Bentham detailed his reasons for opposing capital punishment in a pamphlet addressed to the citizens of France that was published in 1831. Speaking of the arguments advanced by Bentham in this pamphlet, Draper notes that they reflected Bentham's earlier conclusions on the theory of penology, and, of the contents of the pamphlet, Draper states, "Bentham denounced capital punishment for possessing the detrimental qualities of inefficiency, irremissibility, positive maleficence [i.e. tending to produce crimes], and for the enhancement of evils produced by ill-applied pardons" (Section 3.5). Bentham viewed the pains of capital punishment itself, and the pains arising out of the threat of capital punishment, as being of such a quantity as to make them excessive and thus not tending to produce the utilitarian requirement that social policy be more productive of pleasures that of pains. But of the three reasons cited above, only irremissibility is not subject to argument; and the other two, inefficiency and positive maleficence, are things very much subject to debate even at this time when the statistical tools available to social scientists are vastly more sophisticated than were those that were available in Bentham's time. It is quite possible that, given the complexity of human behavior, statistically valid determinations of quantities of pleasures and pains such as Bentham dreamed of, will never be possible.

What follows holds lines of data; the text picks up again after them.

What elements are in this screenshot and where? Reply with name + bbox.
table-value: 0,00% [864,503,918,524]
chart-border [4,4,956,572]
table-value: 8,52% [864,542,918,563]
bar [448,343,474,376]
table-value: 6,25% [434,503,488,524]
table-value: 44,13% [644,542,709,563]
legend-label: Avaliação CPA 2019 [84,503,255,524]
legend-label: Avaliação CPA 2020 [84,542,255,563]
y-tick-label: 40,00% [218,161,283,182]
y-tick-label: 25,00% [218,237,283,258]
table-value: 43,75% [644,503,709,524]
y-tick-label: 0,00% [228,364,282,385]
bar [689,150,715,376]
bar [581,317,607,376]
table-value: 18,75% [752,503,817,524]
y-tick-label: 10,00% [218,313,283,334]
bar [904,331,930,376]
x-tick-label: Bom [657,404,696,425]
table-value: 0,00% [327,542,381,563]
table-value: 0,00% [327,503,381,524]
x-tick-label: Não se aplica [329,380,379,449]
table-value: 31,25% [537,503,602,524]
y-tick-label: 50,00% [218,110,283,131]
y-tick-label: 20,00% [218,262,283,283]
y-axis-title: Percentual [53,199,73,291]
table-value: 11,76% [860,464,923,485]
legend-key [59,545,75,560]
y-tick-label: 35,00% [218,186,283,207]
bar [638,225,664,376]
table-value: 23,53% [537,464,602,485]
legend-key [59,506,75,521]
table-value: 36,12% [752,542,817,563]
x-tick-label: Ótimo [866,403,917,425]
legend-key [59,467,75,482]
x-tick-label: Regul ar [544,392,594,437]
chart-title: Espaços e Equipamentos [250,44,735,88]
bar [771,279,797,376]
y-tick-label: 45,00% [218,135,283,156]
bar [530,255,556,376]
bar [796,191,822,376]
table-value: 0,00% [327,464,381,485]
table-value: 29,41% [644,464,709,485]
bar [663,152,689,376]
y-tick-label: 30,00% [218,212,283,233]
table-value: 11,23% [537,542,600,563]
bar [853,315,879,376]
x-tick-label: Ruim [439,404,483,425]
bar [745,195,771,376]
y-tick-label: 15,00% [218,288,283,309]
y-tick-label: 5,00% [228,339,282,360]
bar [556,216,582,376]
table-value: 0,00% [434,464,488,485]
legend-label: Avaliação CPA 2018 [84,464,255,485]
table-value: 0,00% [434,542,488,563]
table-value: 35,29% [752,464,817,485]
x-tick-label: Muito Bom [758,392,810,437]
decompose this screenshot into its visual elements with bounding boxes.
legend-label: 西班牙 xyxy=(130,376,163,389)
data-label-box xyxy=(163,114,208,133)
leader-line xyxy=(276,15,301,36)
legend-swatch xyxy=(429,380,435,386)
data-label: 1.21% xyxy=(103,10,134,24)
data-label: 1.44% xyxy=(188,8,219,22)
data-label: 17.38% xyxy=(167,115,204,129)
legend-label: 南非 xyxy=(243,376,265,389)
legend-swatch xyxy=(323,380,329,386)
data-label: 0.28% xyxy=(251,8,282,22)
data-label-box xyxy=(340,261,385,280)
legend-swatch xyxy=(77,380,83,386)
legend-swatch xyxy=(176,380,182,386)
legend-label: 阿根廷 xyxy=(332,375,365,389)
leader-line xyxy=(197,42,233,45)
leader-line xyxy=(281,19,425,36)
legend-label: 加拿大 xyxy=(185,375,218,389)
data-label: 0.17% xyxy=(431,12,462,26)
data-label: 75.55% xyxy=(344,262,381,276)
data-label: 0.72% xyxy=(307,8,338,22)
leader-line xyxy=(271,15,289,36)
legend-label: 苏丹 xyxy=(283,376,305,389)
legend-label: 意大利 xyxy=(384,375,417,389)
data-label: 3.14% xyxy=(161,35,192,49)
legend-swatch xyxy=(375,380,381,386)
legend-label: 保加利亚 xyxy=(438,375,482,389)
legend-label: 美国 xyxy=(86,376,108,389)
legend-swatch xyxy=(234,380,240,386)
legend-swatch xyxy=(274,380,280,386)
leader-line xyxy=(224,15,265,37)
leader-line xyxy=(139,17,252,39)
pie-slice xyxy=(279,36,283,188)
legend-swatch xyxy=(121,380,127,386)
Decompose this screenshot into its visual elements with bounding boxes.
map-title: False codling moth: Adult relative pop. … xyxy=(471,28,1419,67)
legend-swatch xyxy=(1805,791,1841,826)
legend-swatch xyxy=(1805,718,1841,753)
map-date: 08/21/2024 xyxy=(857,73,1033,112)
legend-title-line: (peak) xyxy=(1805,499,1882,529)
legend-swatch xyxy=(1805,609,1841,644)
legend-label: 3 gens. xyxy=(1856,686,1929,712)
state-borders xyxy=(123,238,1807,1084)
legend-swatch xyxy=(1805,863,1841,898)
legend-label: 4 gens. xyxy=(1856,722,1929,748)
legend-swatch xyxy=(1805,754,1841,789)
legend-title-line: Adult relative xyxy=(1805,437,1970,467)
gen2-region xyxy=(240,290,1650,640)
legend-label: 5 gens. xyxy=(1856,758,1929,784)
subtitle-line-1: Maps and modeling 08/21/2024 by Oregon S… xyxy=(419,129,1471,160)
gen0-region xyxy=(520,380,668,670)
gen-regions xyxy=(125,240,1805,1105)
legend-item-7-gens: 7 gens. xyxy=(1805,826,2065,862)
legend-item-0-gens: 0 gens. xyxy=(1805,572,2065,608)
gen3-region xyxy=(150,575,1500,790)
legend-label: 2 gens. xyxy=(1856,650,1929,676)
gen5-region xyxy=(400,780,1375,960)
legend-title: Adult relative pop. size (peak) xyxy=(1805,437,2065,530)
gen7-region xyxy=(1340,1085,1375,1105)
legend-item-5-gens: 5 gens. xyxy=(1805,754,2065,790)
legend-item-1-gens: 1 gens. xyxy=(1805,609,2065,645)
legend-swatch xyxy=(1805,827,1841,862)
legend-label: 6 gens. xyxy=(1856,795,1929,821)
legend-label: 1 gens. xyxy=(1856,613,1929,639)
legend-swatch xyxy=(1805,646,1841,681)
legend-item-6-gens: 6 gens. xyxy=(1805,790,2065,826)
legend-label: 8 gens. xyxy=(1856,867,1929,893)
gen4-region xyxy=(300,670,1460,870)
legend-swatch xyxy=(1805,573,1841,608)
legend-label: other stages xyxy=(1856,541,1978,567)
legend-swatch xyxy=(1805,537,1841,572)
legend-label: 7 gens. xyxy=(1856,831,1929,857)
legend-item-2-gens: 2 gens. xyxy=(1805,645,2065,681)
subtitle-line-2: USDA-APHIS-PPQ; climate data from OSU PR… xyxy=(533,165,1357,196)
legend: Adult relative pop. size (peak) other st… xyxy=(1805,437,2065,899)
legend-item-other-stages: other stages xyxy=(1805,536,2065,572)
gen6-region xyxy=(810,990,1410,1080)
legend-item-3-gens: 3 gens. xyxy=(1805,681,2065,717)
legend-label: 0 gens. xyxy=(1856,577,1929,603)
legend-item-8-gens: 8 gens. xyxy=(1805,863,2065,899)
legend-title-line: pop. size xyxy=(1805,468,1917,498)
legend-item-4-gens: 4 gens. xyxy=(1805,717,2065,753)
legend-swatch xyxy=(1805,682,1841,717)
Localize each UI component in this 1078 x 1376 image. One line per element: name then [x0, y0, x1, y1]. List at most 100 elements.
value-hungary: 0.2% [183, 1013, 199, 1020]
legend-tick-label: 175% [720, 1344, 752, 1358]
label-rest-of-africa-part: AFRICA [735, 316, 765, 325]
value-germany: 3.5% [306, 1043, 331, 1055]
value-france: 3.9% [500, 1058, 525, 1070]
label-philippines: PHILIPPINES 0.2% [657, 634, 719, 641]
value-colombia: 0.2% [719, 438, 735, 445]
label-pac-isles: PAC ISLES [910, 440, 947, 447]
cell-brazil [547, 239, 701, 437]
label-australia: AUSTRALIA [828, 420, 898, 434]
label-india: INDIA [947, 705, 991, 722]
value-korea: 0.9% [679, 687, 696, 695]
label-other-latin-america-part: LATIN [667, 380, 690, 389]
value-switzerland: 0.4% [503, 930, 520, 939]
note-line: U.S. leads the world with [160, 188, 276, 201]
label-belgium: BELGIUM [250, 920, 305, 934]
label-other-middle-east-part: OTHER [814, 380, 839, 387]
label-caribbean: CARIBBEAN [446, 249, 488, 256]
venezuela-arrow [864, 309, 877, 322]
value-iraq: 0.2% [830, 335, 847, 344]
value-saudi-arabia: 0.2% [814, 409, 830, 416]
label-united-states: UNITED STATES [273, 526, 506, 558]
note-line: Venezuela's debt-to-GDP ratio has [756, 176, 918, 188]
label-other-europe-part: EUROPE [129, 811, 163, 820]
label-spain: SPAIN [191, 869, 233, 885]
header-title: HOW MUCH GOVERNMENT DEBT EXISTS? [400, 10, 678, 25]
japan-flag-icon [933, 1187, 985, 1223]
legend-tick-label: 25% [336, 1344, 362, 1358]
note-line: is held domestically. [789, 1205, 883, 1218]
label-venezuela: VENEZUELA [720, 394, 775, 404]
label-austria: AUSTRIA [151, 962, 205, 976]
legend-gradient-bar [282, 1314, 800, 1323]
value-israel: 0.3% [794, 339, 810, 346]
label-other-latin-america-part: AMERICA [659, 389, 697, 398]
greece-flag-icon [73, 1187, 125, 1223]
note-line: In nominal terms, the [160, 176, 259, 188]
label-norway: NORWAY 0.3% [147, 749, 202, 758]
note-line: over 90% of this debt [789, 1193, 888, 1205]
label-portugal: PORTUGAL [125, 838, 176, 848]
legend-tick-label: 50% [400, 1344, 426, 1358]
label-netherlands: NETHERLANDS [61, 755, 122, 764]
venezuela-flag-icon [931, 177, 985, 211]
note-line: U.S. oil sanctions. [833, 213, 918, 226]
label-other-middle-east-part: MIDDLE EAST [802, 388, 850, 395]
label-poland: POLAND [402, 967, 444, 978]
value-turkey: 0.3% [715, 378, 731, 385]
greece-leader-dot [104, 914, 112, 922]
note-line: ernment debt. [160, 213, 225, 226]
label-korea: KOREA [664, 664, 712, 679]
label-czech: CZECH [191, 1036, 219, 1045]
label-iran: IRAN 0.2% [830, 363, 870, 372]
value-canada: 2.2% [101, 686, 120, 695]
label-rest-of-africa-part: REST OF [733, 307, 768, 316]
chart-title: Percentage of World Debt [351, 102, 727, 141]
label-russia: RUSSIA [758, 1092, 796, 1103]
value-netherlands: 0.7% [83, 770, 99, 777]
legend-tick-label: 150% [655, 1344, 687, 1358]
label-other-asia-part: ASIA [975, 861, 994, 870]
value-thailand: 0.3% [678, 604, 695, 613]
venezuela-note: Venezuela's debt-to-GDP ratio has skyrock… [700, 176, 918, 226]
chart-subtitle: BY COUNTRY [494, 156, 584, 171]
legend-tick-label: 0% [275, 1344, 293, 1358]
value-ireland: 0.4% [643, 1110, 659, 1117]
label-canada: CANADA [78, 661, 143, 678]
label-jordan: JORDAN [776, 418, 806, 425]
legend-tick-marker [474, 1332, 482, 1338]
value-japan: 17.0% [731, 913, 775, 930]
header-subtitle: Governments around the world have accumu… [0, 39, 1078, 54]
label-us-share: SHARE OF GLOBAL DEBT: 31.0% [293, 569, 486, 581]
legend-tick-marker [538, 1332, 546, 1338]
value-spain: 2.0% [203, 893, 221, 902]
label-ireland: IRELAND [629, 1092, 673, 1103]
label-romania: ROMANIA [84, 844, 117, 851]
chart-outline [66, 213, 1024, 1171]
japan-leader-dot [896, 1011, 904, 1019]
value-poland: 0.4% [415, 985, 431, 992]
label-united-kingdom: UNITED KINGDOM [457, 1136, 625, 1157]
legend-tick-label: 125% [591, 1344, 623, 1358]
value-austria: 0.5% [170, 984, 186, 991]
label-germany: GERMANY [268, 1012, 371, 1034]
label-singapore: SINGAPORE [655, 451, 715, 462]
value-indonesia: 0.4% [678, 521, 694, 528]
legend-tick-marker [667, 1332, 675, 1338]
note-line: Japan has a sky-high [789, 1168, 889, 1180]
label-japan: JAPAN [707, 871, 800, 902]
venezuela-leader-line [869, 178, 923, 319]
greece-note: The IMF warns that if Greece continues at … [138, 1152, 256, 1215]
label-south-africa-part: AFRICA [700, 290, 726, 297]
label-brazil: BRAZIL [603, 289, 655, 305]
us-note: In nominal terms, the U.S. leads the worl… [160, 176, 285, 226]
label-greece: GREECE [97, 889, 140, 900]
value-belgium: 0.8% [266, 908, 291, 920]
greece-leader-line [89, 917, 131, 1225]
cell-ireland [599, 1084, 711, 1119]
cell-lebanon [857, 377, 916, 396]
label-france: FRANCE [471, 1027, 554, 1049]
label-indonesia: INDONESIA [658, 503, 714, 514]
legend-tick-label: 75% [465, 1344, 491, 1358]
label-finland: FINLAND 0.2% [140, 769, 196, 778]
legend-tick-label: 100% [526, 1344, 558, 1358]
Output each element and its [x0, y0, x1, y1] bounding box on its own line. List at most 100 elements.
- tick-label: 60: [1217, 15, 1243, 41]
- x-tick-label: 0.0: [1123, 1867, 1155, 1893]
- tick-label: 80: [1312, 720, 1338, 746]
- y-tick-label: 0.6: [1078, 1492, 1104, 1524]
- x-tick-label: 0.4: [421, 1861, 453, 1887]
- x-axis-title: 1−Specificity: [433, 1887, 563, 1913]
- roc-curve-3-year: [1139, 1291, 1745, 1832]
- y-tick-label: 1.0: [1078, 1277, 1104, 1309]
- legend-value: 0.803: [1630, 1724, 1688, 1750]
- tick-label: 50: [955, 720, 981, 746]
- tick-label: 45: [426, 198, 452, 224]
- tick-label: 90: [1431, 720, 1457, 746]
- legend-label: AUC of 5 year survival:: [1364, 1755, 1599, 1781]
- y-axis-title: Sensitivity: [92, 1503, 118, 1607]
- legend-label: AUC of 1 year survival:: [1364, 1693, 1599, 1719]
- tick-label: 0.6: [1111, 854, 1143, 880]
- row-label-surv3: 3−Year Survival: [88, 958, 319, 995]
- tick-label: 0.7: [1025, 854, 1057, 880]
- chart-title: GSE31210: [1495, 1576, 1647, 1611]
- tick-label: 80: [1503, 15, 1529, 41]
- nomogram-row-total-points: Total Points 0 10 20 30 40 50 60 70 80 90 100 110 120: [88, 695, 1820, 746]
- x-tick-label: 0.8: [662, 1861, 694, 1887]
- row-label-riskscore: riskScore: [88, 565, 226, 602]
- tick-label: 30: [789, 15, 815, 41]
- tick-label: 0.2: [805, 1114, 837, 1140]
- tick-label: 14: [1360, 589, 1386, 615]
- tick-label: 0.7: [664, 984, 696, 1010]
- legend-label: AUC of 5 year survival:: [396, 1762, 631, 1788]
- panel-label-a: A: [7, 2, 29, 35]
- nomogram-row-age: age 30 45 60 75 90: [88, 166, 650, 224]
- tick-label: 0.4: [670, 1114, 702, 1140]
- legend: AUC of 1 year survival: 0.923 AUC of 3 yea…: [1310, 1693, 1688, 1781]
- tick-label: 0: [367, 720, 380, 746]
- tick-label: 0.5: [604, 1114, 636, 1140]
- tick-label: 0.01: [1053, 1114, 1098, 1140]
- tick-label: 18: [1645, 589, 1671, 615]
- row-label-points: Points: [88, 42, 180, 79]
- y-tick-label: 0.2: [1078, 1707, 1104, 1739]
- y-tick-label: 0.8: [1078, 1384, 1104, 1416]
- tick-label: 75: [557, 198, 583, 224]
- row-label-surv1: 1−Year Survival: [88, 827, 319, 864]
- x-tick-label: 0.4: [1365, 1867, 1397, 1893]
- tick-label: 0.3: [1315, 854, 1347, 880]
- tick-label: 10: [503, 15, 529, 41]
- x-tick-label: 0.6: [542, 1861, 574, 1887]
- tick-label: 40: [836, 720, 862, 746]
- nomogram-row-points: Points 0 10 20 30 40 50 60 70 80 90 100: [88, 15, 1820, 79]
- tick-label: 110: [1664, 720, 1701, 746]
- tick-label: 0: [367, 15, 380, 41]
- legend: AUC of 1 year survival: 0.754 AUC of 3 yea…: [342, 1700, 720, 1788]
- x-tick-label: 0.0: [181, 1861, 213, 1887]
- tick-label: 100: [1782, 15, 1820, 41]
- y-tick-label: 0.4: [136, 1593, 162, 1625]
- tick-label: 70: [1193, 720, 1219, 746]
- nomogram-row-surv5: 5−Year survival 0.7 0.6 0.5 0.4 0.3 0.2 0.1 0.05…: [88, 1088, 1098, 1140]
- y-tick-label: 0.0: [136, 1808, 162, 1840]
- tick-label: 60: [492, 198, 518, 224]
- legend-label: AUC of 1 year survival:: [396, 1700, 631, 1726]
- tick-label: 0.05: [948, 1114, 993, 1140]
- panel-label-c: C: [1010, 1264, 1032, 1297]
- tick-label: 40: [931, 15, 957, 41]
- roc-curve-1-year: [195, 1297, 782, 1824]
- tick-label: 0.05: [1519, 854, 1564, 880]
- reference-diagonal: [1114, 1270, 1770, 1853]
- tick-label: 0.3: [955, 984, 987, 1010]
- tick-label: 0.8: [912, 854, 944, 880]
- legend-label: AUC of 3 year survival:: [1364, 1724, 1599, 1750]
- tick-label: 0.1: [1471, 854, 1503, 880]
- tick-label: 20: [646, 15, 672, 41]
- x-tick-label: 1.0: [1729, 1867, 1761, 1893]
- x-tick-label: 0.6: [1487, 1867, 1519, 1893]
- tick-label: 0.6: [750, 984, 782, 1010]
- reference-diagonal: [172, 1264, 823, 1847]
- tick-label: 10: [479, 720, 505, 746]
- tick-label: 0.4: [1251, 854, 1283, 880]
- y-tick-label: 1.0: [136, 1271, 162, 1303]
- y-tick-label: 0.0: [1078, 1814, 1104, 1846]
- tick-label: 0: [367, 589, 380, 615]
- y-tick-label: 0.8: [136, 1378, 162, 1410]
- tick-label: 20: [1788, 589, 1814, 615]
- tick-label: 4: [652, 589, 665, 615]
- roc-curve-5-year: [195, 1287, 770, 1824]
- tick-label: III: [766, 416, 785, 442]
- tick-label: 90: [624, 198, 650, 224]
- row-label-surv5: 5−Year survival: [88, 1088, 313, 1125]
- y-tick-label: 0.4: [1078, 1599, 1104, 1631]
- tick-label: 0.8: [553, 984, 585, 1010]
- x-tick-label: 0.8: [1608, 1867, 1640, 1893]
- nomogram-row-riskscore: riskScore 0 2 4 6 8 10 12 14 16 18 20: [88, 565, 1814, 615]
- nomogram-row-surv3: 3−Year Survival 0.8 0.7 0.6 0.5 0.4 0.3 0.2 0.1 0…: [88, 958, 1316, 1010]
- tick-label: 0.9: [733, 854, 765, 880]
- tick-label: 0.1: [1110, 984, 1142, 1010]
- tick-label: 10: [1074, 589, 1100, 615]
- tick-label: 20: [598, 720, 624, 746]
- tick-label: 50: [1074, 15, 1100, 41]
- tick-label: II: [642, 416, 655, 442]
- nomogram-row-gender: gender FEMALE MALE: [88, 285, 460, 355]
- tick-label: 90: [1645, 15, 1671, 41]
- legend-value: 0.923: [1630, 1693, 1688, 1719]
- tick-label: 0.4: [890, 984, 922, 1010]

It should also be remembered that as an "act-utilitarian" Bentham demanded that the consequences of each and every act be considered separately ("Ethics-i] Types of Utilitarianism". para 1). Had he been prone to, as rule utilitarians are, consider the consequences of kinds of actions, his system would have been more "real world" workable, but as it stands, his penal theories involve a degree of complexity that would make them unworkable under any conceivable body of law.